Saluting Gary Botzek, a longtime sportsmen’s connection to the Capitol

Friends Jim Sable (left) and John Nelson (right) from the Minnesota State High School Clay Target League enjoyed an evening with friends and family thanking longtime State Capitol lobbyist Gary Botzek (center) for his decades of work on behalf of outdoorsmen and natural resources.

State conservationists and leaders rendezvoused at O’Gara’s Bar & Grill in St. Paul Wednesday night to toast and roast a stalwart on Minnesota’s outdoors scene: Gary Botzek.

Executive director of the Minnesota Conservation Federation since 2006, Botzek stepped down from the role in late September. The 2011 Outdoor News Man of the Year, Gary has worked on every important Minnesota conservation and outdoors-related policy matter for nearly four decades. We’re all living in a better, greener Minnesota thanks to Gary.

Last month, Botzek, 67, told Outdoor News Contributing Writer Joe Albert that he’s starting a new chapter in his career.

“I’m not retiring – just slowing down a bit,” said Botzek, who co-owns management and lobbying firm Capitol Connections with his wife, Luci. He told Albert that he plans to speak and write on conservation and the environment, legislative procedure and history, and other issues for organizations, schools, and other groups. He may work some lobbying projects, too.

His friend and fellow capitol comrade in conservation, Lance Ness, likely will handle lobbying efforts for MCF going forward. Ness also is the organization’s new president. At Wednesday’s event, Ness gave a short speech recognizing Botzek’s long list of accomplishments. The two men met in 1981 and worked on the Reinvest in Minnesota Coalition during that decade and eventually launched the Fish and Wildlife Legislative Alliance in 1986.

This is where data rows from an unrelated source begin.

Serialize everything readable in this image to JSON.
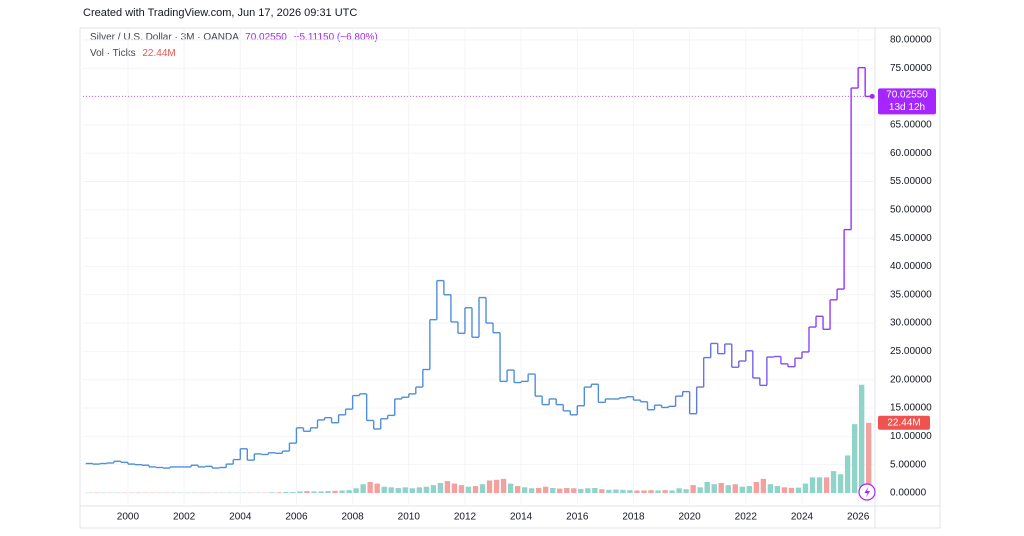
{
  "header": "Created with TradingView.com, Jun 17, 2026 09:31 UTC",
  "chart_data": {
    "type": "step",
    "symbol": "Silver / U.S. Dollar · 3M · OANDA",
    "last_price_text": "70.02550",
    "change_text": "−5.11150 (−6.80%)",
    "volume_title": "Vol · Ticks",
    "volume_text": "22.44M",
    "countdown": "13d 12h",
    "x": [
      1998.5,
      1998.75,
      1999,
      1999.25,
      1999.5,
      1999.75,
      2000,
      2000.25,
      2000.5,
      2000.75,
      2001,
      2001.25,
      2001.5,
      2001.75,
      2002,
      2002.25,
      2002.5,
      2002.75,
      2003,
      2003.25,
      2003.5,
      2003.75,
      2004,
      2004.25,
      2004.5,
      2004.75,
      2005,
      2005.25,
      2005.5,
      2005.75,
      2006,
      2006.25,
      2006.5,
      2006.75,
      2007,
      2007.25,
      2007.5,
      2007.75,
      2008,
      2008.25,
      2008.5,
      2008.75,
      2009,
      2009.25,
      2009.5,
      2009.75,
      2010,
      2010.25,
      2010.5,
      2010.75,
      2011,
      2011.25,
      2011.5,
      2011.75,
      2012,
      2012.25,
      2012.5,
      2012.75,
      2013,
      2013.25,
      2013.5,
      2013.75,
      2014,
      2014.25,
      2014.5,
      2014.75,
      2015,
      2015.25,
      2015.5,
      2015.75,
      2016,
      2016.25,
      2016.5,
      2016.75,
      2017,
      2017.25,
      2017.5,
      2017.75,
      2018,
      2018.25,
      2018.5,
      2018.75,
      2019,
      2019.25,
      2019.5,
      2019.75,
      2020,
      2020.25,
      2020.5,
      2020.75,
      2021,
      2021.25,
      2021.5,
      2021.75,
      2022,
      2022.25,
      2022.5,
      2022.75,
      2023,
      2023.25,
      2023.5,
      2023.75,
      2024,
      2024.25,
      2024.5,
      2024.75,
      2025,
      2025.25,
      2025.5,
      2025.75,
      2026,
      2026.25
    ],
    "price": {
      "color": "#4f8fd8",
      "color_end": "#a626ff",
      "values": [
        5.2,
        5.1,
        5.2,
        5.3,
        5.6,
        5.4,
        5.1,
        5.0,
        4.9,
        4.6,
        4.5,
        4.4,
        4.6,
        4.6,
        4.6,
        4.9,
        4.6,
        4.7,
        4.4,
        4.5,
        5.1,
        5.9,
        7.8,
        5.8,
        6.9,
        6.8,
        7.1,
        7.0,
        7.4,
        8.8,
        11.5,
        10.9,
        11.5,
        12.9,
        13.3,
        12.4,
        13.8,
        14.8,
        17.2,
        17.5,
        12.8,
        11.3,
        13.1,
        13.7,
        16.6,
        16.9,
        17.5,
        18.7,
        21.8,
        30.6,
        37.5,
        35.0,
        30.2,
        28.2,
        32.7,
        27.5,
        34.5,
        30.0,
        28.3,
        19.7,
        21.7,
        19.5,
        19.7,
        21.0,
        17.1,
        15.6,
        16.6,
        15.6,
        14.5,
        13.8,
        15.4,
        18.7,
        19.2,
        16.0,
        16.6,
        16.6,
        16.8,
        17.0,
        16.4,
        16.1,
        14.7,
        15.5,
        15.1,
        15.3,
        17.1,
        17.9,
        14.0,
        18.7,
        23.9,
        26.4,
        24.6,
        26.3,
        22.2,
        23.3,
        25.1,
        20.3,
        19.0,
        24.0,
        24.1,
        22.8,
        22.3,
        23.8,
        24.9,
        29.3,
        31.2,
        28.9,
        34.1,
        36.0,
        46.5,
        71.5,
        75.1,
        70.0255
      ]
    },
    "volume": {
      "up_color": "#8fd3c9",
      "down_color": "#f3a19e",
      "label_color": "#ef5350",
      "values": [
        0.1,
        0.1,
        0.1,
        0.1,
        0.1,
        0.1,
        0.1,
        0.1,
        0.1,
        0.1,
        0.1,
        0.1,
        0.1,
        0.1,
        0.1,
        0.1,
        0.1,
        0.1,
        0.1,
        0.1,
        0.1,
        0.1,
        0.1,
        0.1,
        0.1,
        0.1,
        0.2,
        0.2,
        0.3,
        0.3,
        0.5,
        0.6,
        0.5,
        0.5,
        0.6,
        0.7,
        0.8,
        0.9,
        1.5,
        2.8,
        3.5,
        3.0,
        2.0,
        1.8,
        1.6,
        1.8,
        1.5,
        1.8,
        2.0,
        2.5,
        3.2,
        3.8,
        3.0,
        2.5,
        2.0,
        2.2,
        2.8,
        4.0,
        4.2,
        4.5,
        3.0,
        2.2,
        1.8,
        1.5,
        1.6,
        2.0,
        1.6,
        1.4,
        1.6,
        1.5,
        1.3,
        1.5,
        1.6,
        1.2,
        1.0,
        1.1,
        1.0,
        0.9,
        0.8,
        0.8,
        0.9,
        0.8,
        0.9,
        0.8,
        1.5,
        1.2,
        2.5,
        1.8,
        3.5,
        2.8,
        3.2,
        2.5,
        2.8,
        2.0,
        2.2,
        3.5,
        4.5,
        2.8,
        2.2,
        1.8,
        1.6,
        1.7,
        3.0,
        5.0,
        5.0,
        5.0,
        7.0,
        6.0,
        12.0,
        22.0,
        34.6,
        22.44
      ]
    },
    "xlim": [
      1998.4,
      2026.6
    ],
    "ylim": [
      -2.3,
      82.1
    ],
    "y2lim": [
      -4.17,
      148.7
    ],
    "xticks": [
      2000,
      2002,
      2004,
      2006,
      2008,
      2010,
      2012,
      2014,
      2016,
      2018,
      2020,
      2022,
      2024,
      2026
    ],
    "yticks": [
      {
        "value": 0,
        "label": "0.00000"
      },
      {
        "value": 5,
        "label": "5.00000"
      },
      {
        "value": 10,
        "label": "10.00000"
      },
      {
        "value": 15,
        "label": "15.00000"
      },
      {
        "value": 20,
        "label": "20.00000"
      },
      {
        "value": 25,
        "label": "25.00000"
      },
      {
        "value": 30,
        "label": "30.00000"
      },
      {
        "value": 35,
        "label": "35.00000"
      },
      {
        "value": 40,
        "label": "40.00000"
      },
      {
        "value": 45,
        "label": "45.00000"
      },
      {
        "value": 50,
        "label": "50.00000"
      },
      {
        "value": 55,
        "label": "55.00000"
      },
      {
        "value": 60,
        "label": "60.00000"
      },
      {
        "value": 65,
        "label": "65.00000"
      },
      {
        "value": 70,
        "label": "70.00000"
      },
      {
        "value": 75,
        "label": "75.00000"
      },
      {
        "value": 80,
        "label": "80.00000"
      }
    ],
    "grid": true,
    "accent_color": "#a626ff"
  }
}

“In the 1990s, Gary played a significant role in the passage of the Wetland Conservation Act in 1991 and defended it in 1995 from being gutted,” Ness said. “It is still considered one of the best conservation models in the country.”

In 1995, Botzek began to work on the RIM report that said sportsmen should be re-investing sporting taxes into natural resources. Lenny Samuelson of Minnesota DU approached Botzek and Ness and suggested using the Missouri model to dedicate state sales taxes. It took a decade with many players and partnerships, but Botzek was a key player in its eventual 2008 passage. In his interview with Albert, Botzek called it his career highlight.

Other issues included extensive work on Con-Con lands, which eventually resulted in the largest addition to the wildlife management area system ever, and ended a dispute that dated back to the 1930s.

Board of Water and Soil Resources Executive Director John Jaschke, also on hand Wednesday evening, commended Botzek for being influential and effective on a wide variety of conservation issues for decades.

“What sets him apart in my mind, besides his preparedness and his engaging personality, is that he understands there will always be another battle another day,” Jaschke said. “He showed us how to persist and pursue the things that had the biggest conservation benefit, how to discern what matters most, and how to sustain relationships despite disagreements. He has been and continues to be a valued mentor to many of us.”

Other friends and colleagues on hand included DNR Commissioner Tom Landwehr, Minnesota Environmental Partnership Executive Director Steve Morse, Jim Sable and John Nelson from the Minnesota Clay Target League, legislators, and representatives from Minnesota conservation nonprofits and state and federal resource agencies.

Mentor is a very good word for Gary. He’s been a friend of Outdoor News and this scribe for more than 20 years, and his persistent “we’ll get them next year” attitude and fine sense of humor has helped motivate outdoors advocates for a generation. We’ll look forward to working with him for many years to come.